Сейчас Стоун активно продвигает автобиографию. Обладательница премий «Золотой глобус» и «Эмми», номинантка на «Оскар» дала за последний месяц множество интервью. «ФАКТЫ» выбрали из них беседы Шэрон с журналистом Дэйвом Итцкоффом из американской газеты The New York Times и Полли Вернон из британской газеты The Times.
— Шэрон, почему вы решили написать мемуары?
— Признаюсь, я долго сомневалась. Не считаю мою жизнь какой-то особенной. Если бы не стала кинозвездой, вряд ли представляла бы какой-то интерес для других. Такую книгу могли написать многие — те, кто родился и вырос в маленьком городке. Для миллионов людей это самая обычная жизнь. На самом деле я написала несколько коротких рассказов и искала издательство, которое согласилось бы их опубликовать. Но куда бы ни обращалась, ответ был один: ваши рассказы никого не заинтересуют. А вот ваша частная жизнь! В итоге мой друг — писатель Каэл Уэстон — свел меня с Тимом О’Коннеллом из издательства Knopf. К этому моменту я уже работала вместе с агентом, который помогал мне разобраться во всех тонкостях сотрудничества с издательствами. Knopf выделило человека, который занимался исключительно мной. Это был Сонни Мехта. К несчастью, он умер в 2019 году. Но Сонни вселил в меня уверенность. Он убедил меня в том, что я прекрасная рассказчица.

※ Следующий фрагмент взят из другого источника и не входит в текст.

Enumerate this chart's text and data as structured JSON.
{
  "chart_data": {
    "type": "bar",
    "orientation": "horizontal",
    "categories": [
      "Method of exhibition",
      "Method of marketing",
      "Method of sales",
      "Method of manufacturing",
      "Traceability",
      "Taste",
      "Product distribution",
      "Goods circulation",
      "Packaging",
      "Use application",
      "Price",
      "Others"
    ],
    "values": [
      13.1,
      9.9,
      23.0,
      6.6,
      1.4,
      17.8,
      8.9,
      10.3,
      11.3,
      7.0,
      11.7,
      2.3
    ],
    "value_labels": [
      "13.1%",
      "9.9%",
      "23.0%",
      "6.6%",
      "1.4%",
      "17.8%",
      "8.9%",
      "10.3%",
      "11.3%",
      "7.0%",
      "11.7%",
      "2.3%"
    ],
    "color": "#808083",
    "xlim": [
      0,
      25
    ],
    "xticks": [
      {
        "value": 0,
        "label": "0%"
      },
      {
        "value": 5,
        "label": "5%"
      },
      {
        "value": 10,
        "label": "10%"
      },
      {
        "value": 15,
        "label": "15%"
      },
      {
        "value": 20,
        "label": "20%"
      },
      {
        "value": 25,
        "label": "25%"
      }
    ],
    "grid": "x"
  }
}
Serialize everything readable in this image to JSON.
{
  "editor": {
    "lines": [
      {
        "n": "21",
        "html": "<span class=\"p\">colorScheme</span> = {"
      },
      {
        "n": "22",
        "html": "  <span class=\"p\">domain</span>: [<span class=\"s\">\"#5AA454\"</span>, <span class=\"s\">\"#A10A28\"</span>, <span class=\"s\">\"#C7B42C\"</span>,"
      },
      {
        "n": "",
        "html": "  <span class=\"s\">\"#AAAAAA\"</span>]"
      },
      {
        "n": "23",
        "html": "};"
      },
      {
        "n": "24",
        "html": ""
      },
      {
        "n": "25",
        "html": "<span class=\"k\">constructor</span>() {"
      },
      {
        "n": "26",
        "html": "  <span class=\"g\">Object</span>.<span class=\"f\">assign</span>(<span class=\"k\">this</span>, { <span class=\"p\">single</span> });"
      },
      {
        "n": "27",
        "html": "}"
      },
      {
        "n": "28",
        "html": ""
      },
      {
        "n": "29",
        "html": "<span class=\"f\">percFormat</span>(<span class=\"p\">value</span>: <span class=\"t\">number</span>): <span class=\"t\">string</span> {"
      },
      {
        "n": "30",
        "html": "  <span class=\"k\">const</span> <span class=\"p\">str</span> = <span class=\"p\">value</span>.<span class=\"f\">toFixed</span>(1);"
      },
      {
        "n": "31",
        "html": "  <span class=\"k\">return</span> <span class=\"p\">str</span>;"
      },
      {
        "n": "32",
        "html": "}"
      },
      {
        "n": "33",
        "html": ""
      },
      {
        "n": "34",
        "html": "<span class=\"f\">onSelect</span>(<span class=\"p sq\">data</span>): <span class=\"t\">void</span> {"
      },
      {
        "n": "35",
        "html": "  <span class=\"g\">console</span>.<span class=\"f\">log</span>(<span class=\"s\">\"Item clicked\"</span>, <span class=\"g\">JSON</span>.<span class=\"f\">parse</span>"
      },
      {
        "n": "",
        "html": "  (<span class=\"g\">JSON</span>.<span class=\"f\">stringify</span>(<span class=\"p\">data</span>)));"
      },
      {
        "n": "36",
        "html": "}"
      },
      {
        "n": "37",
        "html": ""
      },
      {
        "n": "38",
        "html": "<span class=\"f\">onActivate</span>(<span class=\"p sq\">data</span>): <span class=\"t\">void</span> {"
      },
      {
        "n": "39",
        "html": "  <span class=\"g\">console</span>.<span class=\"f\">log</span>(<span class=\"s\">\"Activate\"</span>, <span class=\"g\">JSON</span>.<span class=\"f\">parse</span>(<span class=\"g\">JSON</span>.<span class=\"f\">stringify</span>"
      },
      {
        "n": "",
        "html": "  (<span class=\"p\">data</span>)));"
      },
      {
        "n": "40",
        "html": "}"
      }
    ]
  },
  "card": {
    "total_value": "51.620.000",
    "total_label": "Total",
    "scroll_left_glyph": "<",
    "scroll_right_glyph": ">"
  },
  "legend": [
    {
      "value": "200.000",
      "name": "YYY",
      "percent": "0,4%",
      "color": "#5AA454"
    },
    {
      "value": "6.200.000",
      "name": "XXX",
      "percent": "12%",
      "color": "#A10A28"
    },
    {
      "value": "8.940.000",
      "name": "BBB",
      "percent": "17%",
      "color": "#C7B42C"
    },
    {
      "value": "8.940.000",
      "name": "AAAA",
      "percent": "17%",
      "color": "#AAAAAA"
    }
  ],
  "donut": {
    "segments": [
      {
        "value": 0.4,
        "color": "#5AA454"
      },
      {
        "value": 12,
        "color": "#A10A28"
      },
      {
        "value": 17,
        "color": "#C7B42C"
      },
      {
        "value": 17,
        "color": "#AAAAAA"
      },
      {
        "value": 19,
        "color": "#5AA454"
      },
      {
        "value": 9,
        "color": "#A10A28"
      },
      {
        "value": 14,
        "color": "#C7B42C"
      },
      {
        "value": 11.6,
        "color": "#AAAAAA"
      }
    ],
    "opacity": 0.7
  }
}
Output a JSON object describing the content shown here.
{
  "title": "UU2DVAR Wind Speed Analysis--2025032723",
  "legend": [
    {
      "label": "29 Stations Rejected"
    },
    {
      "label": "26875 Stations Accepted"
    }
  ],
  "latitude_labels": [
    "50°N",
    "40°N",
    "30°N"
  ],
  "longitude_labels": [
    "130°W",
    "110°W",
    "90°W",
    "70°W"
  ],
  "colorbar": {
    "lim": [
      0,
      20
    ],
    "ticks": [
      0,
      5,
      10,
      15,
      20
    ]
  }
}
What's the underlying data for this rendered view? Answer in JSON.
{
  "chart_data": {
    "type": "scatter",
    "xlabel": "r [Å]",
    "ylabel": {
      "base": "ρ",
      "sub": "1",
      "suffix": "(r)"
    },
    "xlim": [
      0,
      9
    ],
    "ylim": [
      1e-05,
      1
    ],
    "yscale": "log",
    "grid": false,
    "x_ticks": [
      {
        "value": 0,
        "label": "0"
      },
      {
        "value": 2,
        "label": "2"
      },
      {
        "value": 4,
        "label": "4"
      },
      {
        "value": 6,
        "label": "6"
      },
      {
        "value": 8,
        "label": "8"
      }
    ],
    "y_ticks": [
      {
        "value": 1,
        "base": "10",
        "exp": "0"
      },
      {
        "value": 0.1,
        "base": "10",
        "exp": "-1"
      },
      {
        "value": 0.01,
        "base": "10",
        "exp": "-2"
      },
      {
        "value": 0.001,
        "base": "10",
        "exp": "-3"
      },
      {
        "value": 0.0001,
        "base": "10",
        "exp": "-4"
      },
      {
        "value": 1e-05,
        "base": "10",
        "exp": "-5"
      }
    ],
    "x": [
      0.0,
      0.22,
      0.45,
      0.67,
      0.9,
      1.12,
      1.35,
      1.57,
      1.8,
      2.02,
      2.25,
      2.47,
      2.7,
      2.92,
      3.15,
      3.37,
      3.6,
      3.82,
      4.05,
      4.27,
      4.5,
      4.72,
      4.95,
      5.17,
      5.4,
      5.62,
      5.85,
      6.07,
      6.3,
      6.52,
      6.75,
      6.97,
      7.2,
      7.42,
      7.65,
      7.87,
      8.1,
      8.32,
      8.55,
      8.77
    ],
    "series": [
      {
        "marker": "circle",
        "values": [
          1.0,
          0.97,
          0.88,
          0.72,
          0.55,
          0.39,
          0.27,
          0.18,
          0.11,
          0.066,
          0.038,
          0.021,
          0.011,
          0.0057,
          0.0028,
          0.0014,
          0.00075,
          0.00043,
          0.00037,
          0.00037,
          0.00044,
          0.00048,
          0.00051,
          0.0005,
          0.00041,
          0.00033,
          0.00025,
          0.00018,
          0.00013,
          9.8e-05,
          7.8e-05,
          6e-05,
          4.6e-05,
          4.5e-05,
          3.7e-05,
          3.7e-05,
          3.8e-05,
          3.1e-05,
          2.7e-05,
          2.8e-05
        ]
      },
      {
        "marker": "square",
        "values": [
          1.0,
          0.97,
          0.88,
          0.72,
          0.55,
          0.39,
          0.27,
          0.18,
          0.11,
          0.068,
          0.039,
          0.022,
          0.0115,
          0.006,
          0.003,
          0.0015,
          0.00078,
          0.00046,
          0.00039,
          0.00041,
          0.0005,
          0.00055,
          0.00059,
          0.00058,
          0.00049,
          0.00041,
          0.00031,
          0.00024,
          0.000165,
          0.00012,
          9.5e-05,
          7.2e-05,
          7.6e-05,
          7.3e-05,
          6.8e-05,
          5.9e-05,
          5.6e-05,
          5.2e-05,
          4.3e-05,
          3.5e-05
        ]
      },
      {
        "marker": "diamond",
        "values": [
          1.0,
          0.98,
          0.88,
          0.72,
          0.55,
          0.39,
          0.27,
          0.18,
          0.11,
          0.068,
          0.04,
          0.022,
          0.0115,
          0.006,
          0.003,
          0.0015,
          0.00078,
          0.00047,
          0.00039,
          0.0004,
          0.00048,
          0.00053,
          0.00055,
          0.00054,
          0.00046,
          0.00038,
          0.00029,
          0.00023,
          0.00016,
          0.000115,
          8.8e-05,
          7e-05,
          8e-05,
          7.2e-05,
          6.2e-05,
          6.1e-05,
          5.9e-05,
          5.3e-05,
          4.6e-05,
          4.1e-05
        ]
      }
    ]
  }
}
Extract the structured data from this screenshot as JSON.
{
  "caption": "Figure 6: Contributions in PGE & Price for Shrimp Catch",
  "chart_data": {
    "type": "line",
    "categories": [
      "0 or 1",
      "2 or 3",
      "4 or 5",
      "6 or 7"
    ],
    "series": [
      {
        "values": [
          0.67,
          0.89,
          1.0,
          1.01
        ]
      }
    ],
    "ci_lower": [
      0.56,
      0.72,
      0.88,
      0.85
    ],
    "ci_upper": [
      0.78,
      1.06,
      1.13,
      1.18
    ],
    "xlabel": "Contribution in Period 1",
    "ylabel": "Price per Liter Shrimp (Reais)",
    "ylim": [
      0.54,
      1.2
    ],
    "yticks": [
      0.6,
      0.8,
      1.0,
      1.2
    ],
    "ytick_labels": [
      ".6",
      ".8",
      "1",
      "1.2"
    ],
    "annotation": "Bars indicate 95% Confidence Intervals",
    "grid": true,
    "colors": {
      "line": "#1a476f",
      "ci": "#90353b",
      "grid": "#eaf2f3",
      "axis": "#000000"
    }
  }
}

— Можете описать процесс работы над книгой?
— Когда я окончательно решила, что буду писать мемуары, у меня шли съемки в Нью-Йорке. Сразу в двух фильмах. Каждый свободный от них день я приходила в офис Knopf, садилась за компьютер и писала. Иногда так увлекалась, что просиживала за работой от 8 до 15 часов. Еду приносила с собой или что-то заказывала.
— Поклонники не мешали? Вас ведь наверняка узнавали на улице или в самом издательстве.
— Дело было зимой. И это была снежная зима. Я закутывалась в пальто, на голове была шапка. Так что на улице на меня никто не обращал внимания. А в офисе люди работали. До меня им не было дела.
— В книге вы раскрываете очень личную информацию о вашем детстве, семье. Например, пишете, что вы и ваша сестра Келли были жертвами сексуального насилия со стороны дедушки по материнской линии. Вы обсуждали это с родственниками? Предупреждали их, что намерены включить такие вещи в мемуары?
— Решение рассказать всем об этом мы с Келли приняли вместе. Поговорили с мамой, и сначала она была категорически против. Написала мне письмо, в котором подчеркивала, насколько разрушительной и болезненной является данная информация. «Я не хочу обсуждать эти ужасные вещи. О таких вещах не говорят открыто…» — писала она. Тогда моя сестра откровенно поговорила с мамой. Келли воспользовалась тем, что мама в то время жила у нее. И это помогло. Мама изменила свою позицию. Когда книга была завершена, я прочитала ее маме. Это заняло три дня. Я тогда болела гриппом. Мама приехала ко мне. Она ложилась со мной в кровать, я читала ей, и мы разговаривали. Я записала наши беседы. Потом выделила только то, что говорила мама. Она рассказала мне много новых деталей о своем отце. Получилось примерно полтора часа записи. Я прислушалась к ней. И добавила в книгу ее рассказ. В итоге эти мемуары посвятила маме.
— Вы помните подробности того, что делал ваш дед с вами и Келли?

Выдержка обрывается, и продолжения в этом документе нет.